Our AmericaAt today’s Urban Engagement Book Club, I will present my synopsis of a terrific, provocative book: Our America: A Hispanic History of the United States by Felipe Fernández-Armesto (New York: W. W. Norton & Company. 2014).

The author unashamedly states that this a history from one perspective – a Hispanic history of the United States. It turns out that this is a story we need to know better.

Here are a few key excerpts from the book:

Citizens of the United States have always learned the history of their country as if it unfolded exclusively from east to west. In consequence, most of them think their past has created a community essentially—even necessarily—anglophone, with a culture heavily indebted to the heritage of radical Protestantism and English laws and values.

“Immigrants,” as Oscar Handlin, one of the greatest US historians of immigration, pointed out, “were American history.”

Hispanics preceded the United States in what is now national territory. Their presence has been a longer part of the history of the land than that of any other intruders from across the Atlantic, including Anglo-Americans.

In these circumstances it will be helpful for people in the United States to acknowledge the hitherto unappreciated fact that theirs is already, in some respects, a Latin American country, with more features in common with most of the rest of the Americas than mainstream opinion has so far conceded.
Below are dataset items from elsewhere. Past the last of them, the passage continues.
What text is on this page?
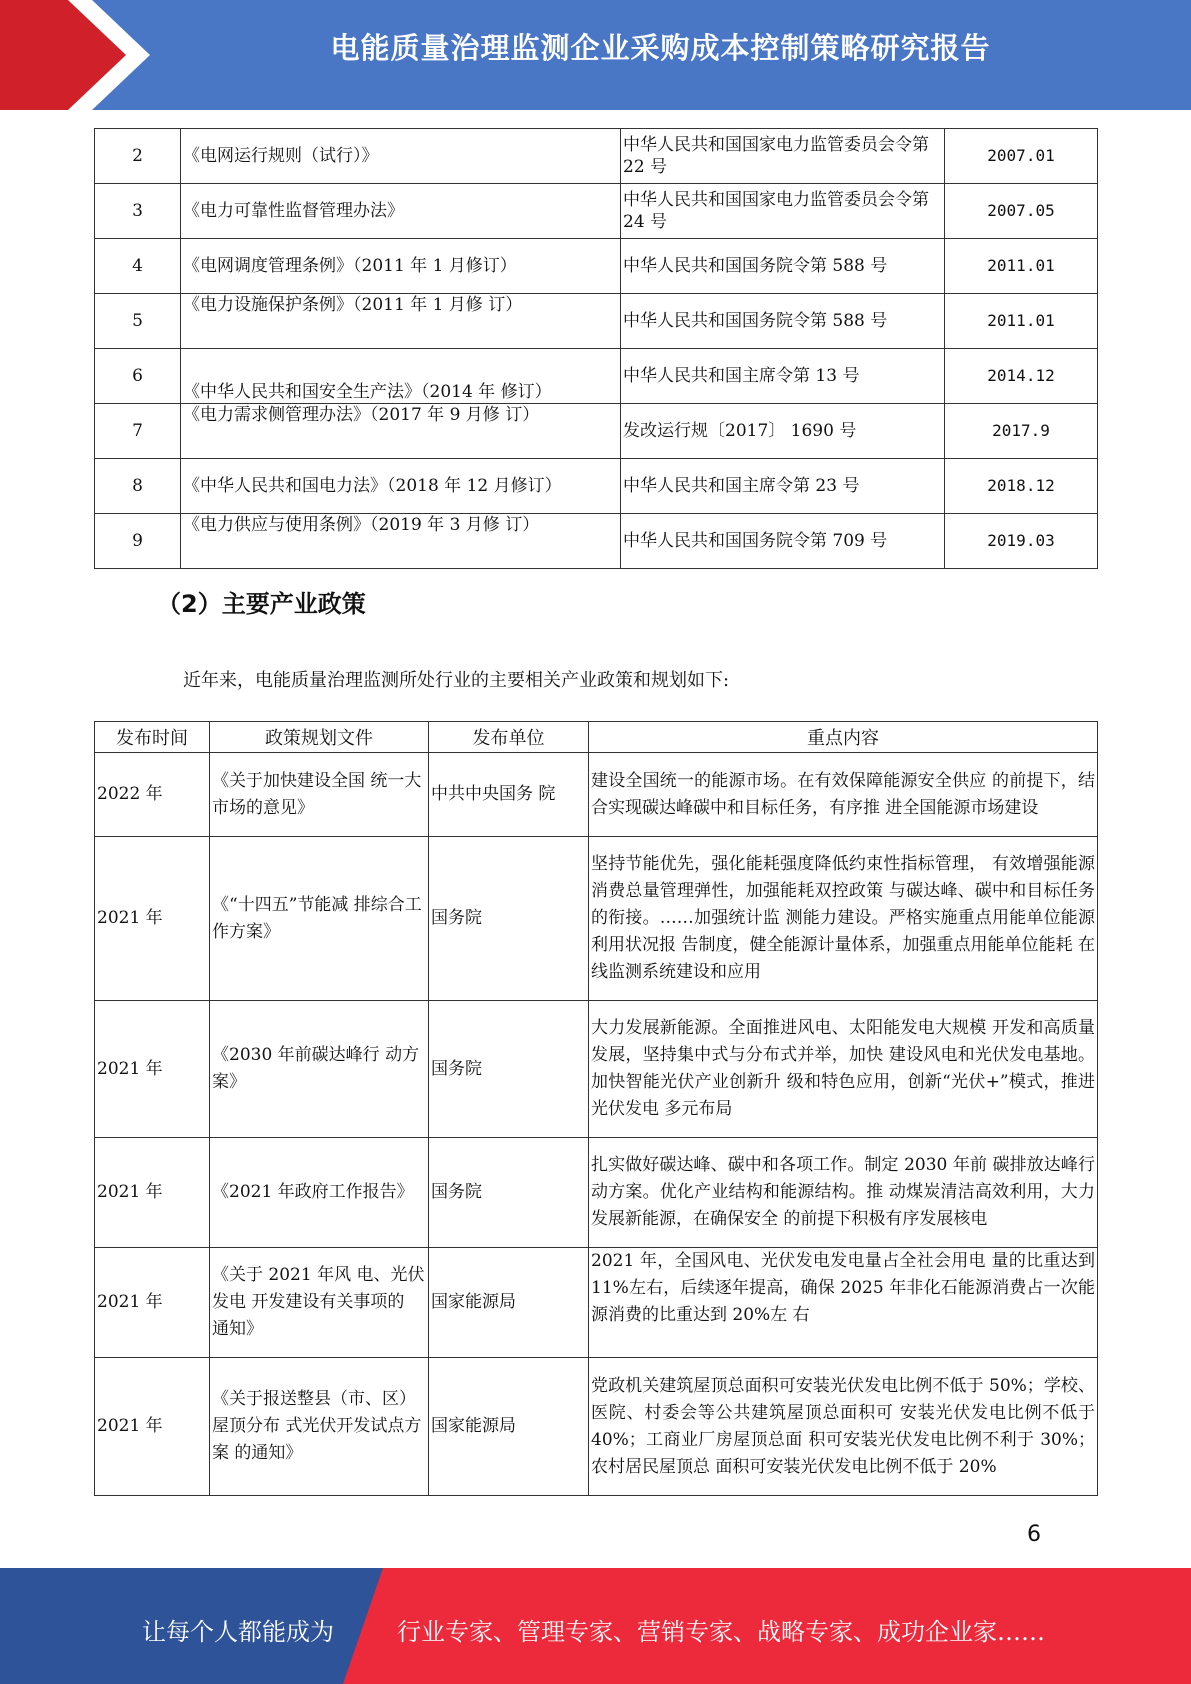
电能质量治理监测企业采购成本控制策略研究报告
2	《电网运行规则（试行）》	中华人民共和国国家电力监管委员会令第 22 号	2007.01
3	《电力可靠性监督管理办法》	中华人民共和国国家电力监管委员会令第 24 号	2007.05
4	《电网调度管理条例》（2011 年 1 月修订）	中华人民共和国国务院令第 588 号	2011.01
5	《电力设施保护条例》（2011 年 1 月修 订）	中华人民共和国国务院令第 588 号	2011.01
6	《中华人民共和国安全生产法》（2014 年 修订）	中华人民共和国主席令第 13 号	2014.12
7	《电力需求侧管理办法》（2017 年 9 月修 订）	发改运行规〔2017〕 1690 号	2017.9
8	《中华人民共和国电力法》（2018 年 12 月修订）	中华人民共和国主席令第 23 号	2018.12
9	《电力供应与使用条例》（2019 年 3 月修 订）	中华人民共和国国务院令第 709 号	2019.03
（2）主要产业政策
近年来，电能质量治理监测所处行业的主要相关产业政策和规划如下:
发布时间	政策规划文件	发布单位	重点内容
2022 年	《关于加快建设全国 统一大市场的意见》	中共中央国务 院	建设全国统一的能源市场。在有效保障能源安全供应 的前提下，结合实现碳达峰碳中和目标任务，有序推 进全国能源市场建设
2021 年	《“十四五”节能减 排综合工作方案》	国务院	坚持节能优先，强化能耗强度降低约束性指标管理， 有效增强能源消费总量管理弹性，加强能耗双控政策 与碳达峰、碳中和目标任务的衔接。……加强统计监 测能力建设。严格实施重点用能单位能源利用状况报 告制度，健全能源计量体系，加强重点用能单位能耗 在线监测系统建设和应用
2021 年	《2030 年前碳达峰行 动方案》	国务院	大力发展新能源。全面推进风电、太阳能发电大规模 开发和高质量发展，坚持集中式与分布式并举，加快 建设风电和光伏发电基地。加快智能光伏产业创新升 级和特色应用，创新“光伏+”模式，推进光伏发电 多元布局
2021 年	《2021 年政府工作报告》	国务院	扎实做好碳达峰、碳中和各项工作。制定 2030 年前 碳排放达峰行动方案。优化产业结构和能源结构。推 动煤炭清洁高效利用，大力发展新能源，在确保安全 的前提下积极有序发展核电
2021 年	《关于 2021 年风 电、光伏发电 开发建设有关事项的 通知》	国家能源局	2021 年，全国风电、光伏发电发电量占全社会用电 量的比重达到 11%左右，后续逐年提高，确保 2025 年非化石能源消费占一次能源消费的比重达到 20%左 右
2021 年	《关于报送整县（市、区）屋顶分布 式光伏开发试点方案 的通知》	国家能源局	党政机关建筑屋顶总面积可安装光伏发电比例不低于 50%；学校、医院、村委会等公共建筑屋顶总面积可 安装光伏发电比例不低于 40%；工商业厂房屋顶总面 积可安装光伏发电比例不利于 30%；农村居民屋顶总 面积可安装光伏发电比例不低于 20%
6
让每个人都能成为	行业专家、管理专家、营销专家、战略专家、成功企业家……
I get the sense that there is a lot of history that we have had wrongly “fed” to us. (For example, here in my home state of Texas, we have a new set of approved history textbooks that downlplay slavery as a/the cause of the Civil War. All one has to do is read the Texas Ordinance of Secession to know how that is a mis-presentation of our history). {Read this about the new textbooks. Read The Texas Ordinance of Secession (February 2, 1861), here}.
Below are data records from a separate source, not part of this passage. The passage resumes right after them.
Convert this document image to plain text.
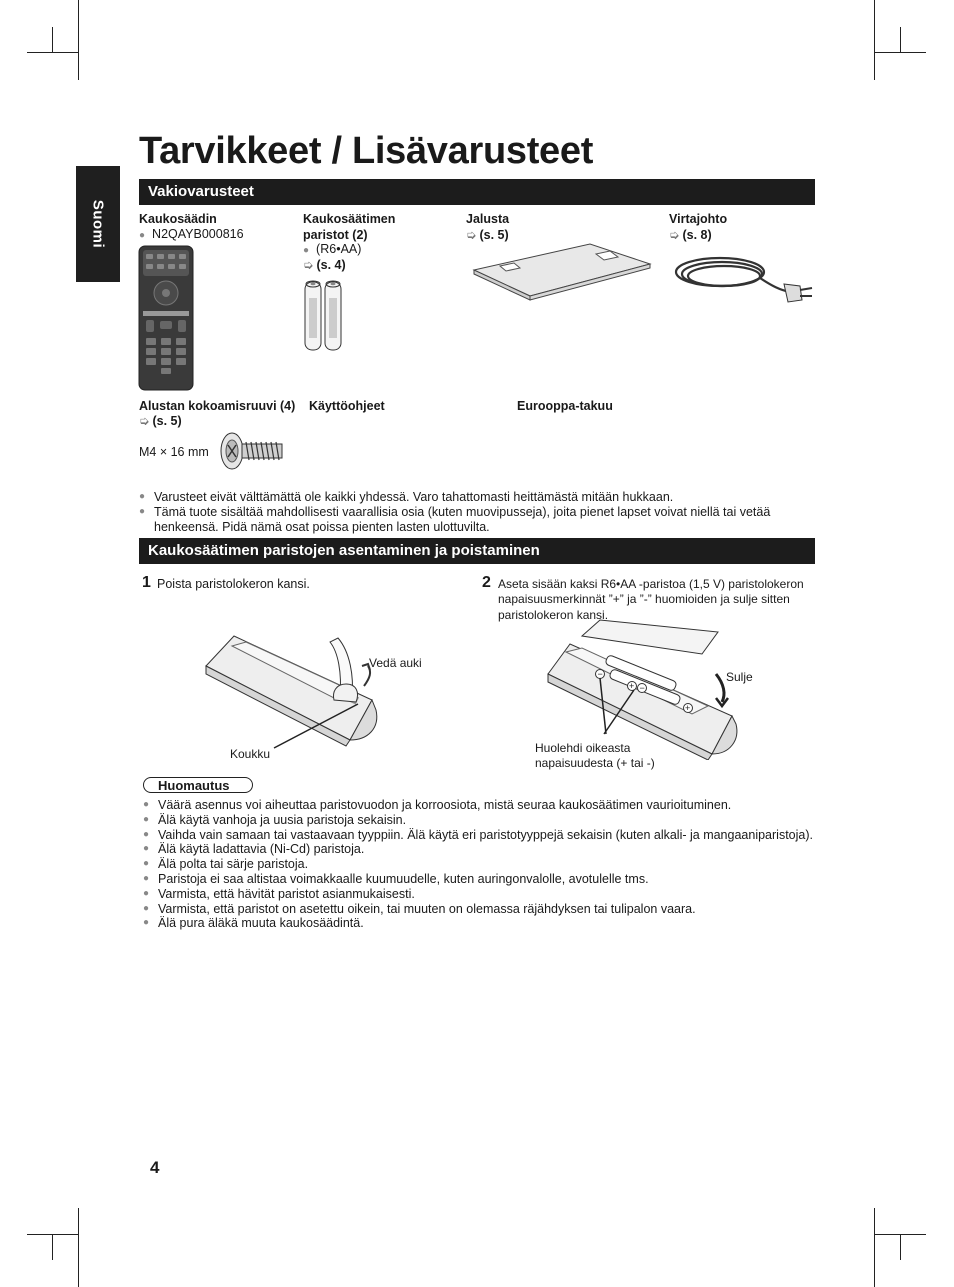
Suomi
Tarvikkeet / Lisävarusteet
Vakiovarusteet
Kaukosäädin
● N2QAYB000816
Kaukosäätimen
paristot (2)
● (R6•AA)
➭ (s. 4)
Jalusta
➭ (s. 5)
Virtajohto
➭ (s. 8)
Alustan kokoamisruuvi (4)
➭ (s. 5)
M4 × 16 mm
Käyttöohjeet	Eurooppa-takuu
● Varusteet eivät välttämättä ole kaikki yhdessä. Varo tahattomasti heittämästä mitään hukkaan.
● Tämä tuote sisältää mahdollisesti vaarallisia osia (kuten muovipusseja), joita pienet lapset voivat niellä tai vetää
henkeensä. Pidä nämä osat poissa pienten lasten ulottuvilta.
Kaukosäätimen paristojen asentaminen ja poistaminen
1 Poista paristolokeron kansi.	2 Aseta sisään kaksi R6•AA -paristoa (1,5 V) paristolokeron
napaisuusmerkinnät ”+” ja ”-” huomioiden ja sulje sitten
paristolokeron kansi.
Vedä auki
Koukku
−
+ −
+
Sulje
Huolehdi oikeasta
napaisuudesta (+ tai -)
Huomautus
● Väärä asennus voi aiheuttaa paristovuodon ja korroosiota, mistä seuraa kaukosäätimen vaurioituminen.
● Älä käytä vanhoja ja uusia paristoja sekaisin.
● Vaihda vain samaan tai vastaavaan tyyppiin. Älä käytä eri paristotyyppejä sekaisin (kuten alkali- ja mangaaniparistoja).
● Älä käytä ladattavia (Ni-Cd) paristoja.
● Älä polta tai särje paristoja.
● Paristoja ei saa altistaa voimakkaalle kuumuudelle, kuten auringonvalolle, avotulelle tms.
● Varmista, että hävität paristot asianmukaisesti.
● Varmista, että paristot on asetettu oikein, tai muuten on olemassa räjähdyksen tai tulipalon vaara.
● Älä pura äläkä muuta kaukosäädintä.
4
This book, Our America, presents a view of our history that I simply did not know. Maybe it is my fault that I am so “ignorant.” Or, maybe, the powers that be work to keep “other” histories from us. Regardless, we need to know our broader history, in my view…

I can’t give you enough of this book in a blog post. I encourage you to read it. It will tell you of a history that is not East to West, but more South to North:

Making the Hispanic contribution conspicuous is like tilting the map sideways and seeing the US from an unusual approach.
THE PURPOSE OF THIS book, in short, is to show that there are other US histories than the standard Anglo narrative: in particular, a Spanish history, rolling from south to north and intersecting with the story of the Anglo frontier, provides me with a narrative yarn, and I thread other histories across and through it.

Here are some of my lessons and takeaways from Our America:

#1 – The United States is as much Hispanic as it is Anglo (and other). We really need to learn this.
#2 – There are explanations for all migration (immigration) patterns that have to do with human life necessity. This really does explain so much. (People go to where the work and resources are).
#3 – The issues surrounding immigration are still dividing many…
#4 – The “low-hanging fruit” is about gone. The United States is going to have to work effectively with all parts of the Americas for its own future economic health.